If you are thinking about relocating from one home to another, there are so many things to consider. In addition to all the decisions you'll need to make, you'll also need money. There are times when you might need to purchase a new home before you've sold your old one.
In this case, you will need to find a way to transition smoothly. There are two options you can consider -- the bridge mortgage or the home equity line of credit. Both of these choices offer their own advantages and disadvantages.
A home equity line of credit works much like any other line of credit but uses your home as collateral. The amount of credit you will be able to get will depend on how much equity you have in your home. Equity is defined as your original mortgage minus your current mortgage.

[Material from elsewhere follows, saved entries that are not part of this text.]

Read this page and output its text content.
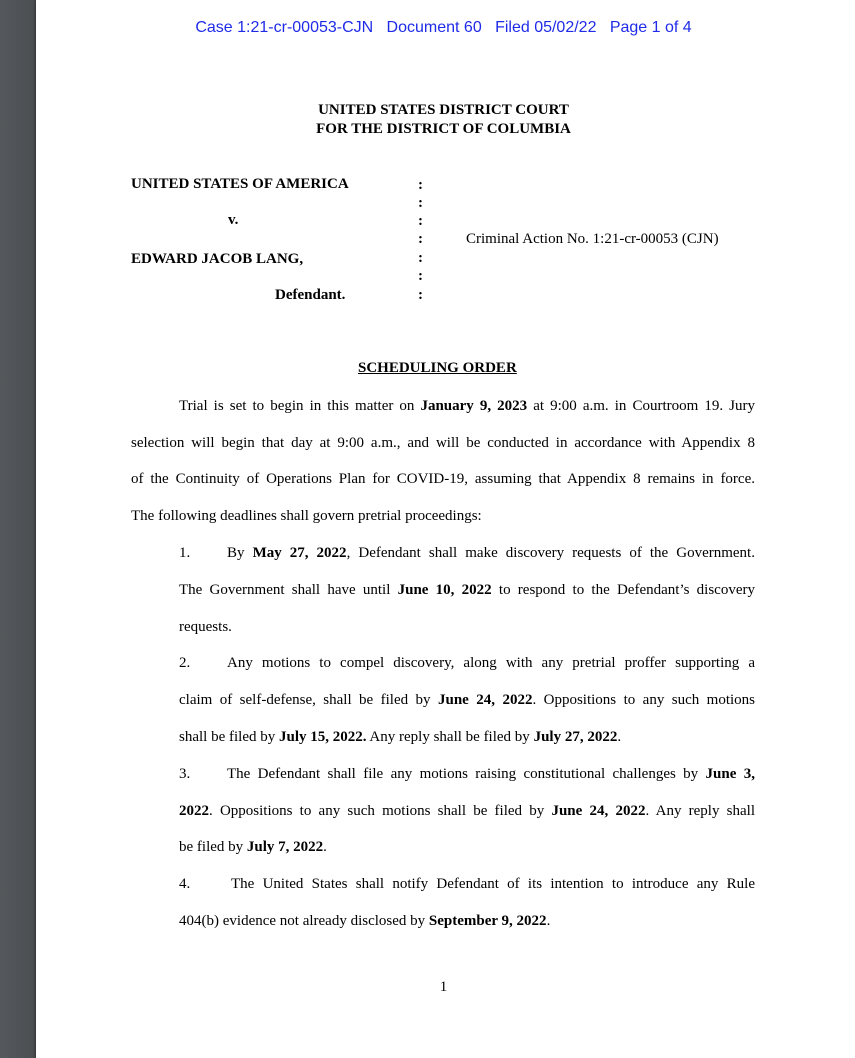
Case 1:21-cr-00053-CJN Document 60 Filed 05/02/22 Page 1 of 4
UNITED STATES DISTRICT COURT
FOR THE DISTRICT OF COLUMBIA
UNITED STATES OF AMERICA
v.
EDWARD JACOB LANG,
Defendant.
:
:
:
:
:
:
:
Criminal Action No. 1:21-cr-00053 (CJN)
SCHEDULING ORDER
Trial is set to begin in this matter on January 9, 2023 at 9:00 a.m. in Courtroom 19. Jury
selection will begin that day at 9:00 a.m., and will be conducted in accordance with Appendix 8
of the Continuity of Operations Plan for COVID-19, assuming that Appendix 8 remains in force.
The following deadlines shall govern pretrial proceedings:
1. By May 27, 2022, Defendant shall make discovery requests of the Government.
The Government shall have until June 10, 2022 to respond to the Defendant’s discovery
requests.
2. Any motions to compel discovery, along with any pretrial proffer supporting a
claim of self-defense, shall be filed by June 24, 2022. Oppositions to any such motions
shall be filed by July 15, 2022. Any reply shall be filed by July 27, 2022.
3. The Defendant shall file any motions raising constitutional challenges by June 3,
2022. Oppositions to any such motions shall be filed by June 24, 2022. Any reply shall
be filed by July 7, 2022.
4.	The United States shall notify Defendant of its intention to introduce any Rule
404(b) evidence not already disclosed by September 9, 2022.
1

The difference represents your accumulated equity. There are quite a few benefits to the home equity line of credit. One benefit is the flexible term. You can go short or long term with one of these loans. Also, because your home equity is the collateral, you can often find a home equity loan at attractive interest rates.
If you can, go for a home equity line of credit instead of a bridge loan.

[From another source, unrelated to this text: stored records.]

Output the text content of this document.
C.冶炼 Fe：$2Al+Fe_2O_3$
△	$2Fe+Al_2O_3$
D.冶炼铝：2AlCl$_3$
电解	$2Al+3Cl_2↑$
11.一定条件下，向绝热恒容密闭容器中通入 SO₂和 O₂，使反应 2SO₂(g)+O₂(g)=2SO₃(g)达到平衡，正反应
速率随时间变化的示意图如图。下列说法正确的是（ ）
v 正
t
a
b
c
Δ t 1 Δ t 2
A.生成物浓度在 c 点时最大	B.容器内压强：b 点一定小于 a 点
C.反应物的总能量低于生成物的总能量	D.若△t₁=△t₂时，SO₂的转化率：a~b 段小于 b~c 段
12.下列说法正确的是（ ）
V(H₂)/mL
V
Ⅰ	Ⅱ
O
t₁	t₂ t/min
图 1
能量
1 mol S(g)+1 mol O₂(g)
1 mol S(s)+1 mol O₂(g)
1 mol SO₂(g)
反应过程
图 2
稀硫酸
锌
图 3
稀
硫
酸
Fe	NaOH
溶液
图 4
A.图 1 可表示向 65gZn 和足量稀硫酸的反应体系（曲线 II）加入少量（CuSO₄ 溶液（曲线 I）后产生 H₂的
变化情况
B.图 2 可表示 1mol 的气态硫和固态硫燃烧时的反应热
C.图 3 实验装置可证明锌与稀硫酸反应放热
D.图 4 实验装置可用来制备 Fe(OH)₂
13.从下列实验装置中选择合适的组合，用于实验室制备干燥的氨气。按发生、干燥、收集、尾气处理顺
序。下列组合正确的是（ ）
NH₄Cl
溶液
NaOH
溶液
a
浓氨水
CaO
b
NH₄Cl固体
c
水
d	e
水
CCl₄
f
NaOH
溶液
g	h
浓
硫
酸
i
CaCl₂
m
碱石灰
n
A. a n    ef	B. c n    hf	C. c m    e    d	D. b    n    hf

If you don't have much equity, you might have to choose a bridge loan over a home equity line of credit. Like home equity lines of credit, bridge loans use collateral but instead of using the equity in the old home, the new home is used as collateral for the loan.
Bridge loans are short term and high interest, which makes them less than ideal for borrowers. Investors can make a good profit on a bridge loan, if they are willing to take the risk. For some, a bridge loan is the only option.
Therefore, when it comes to comparing home equity lines of credit with bridge mortgages, the home equity lines of credit are going to win every time. A bridge loan should only be considered when all other options have been ruled out.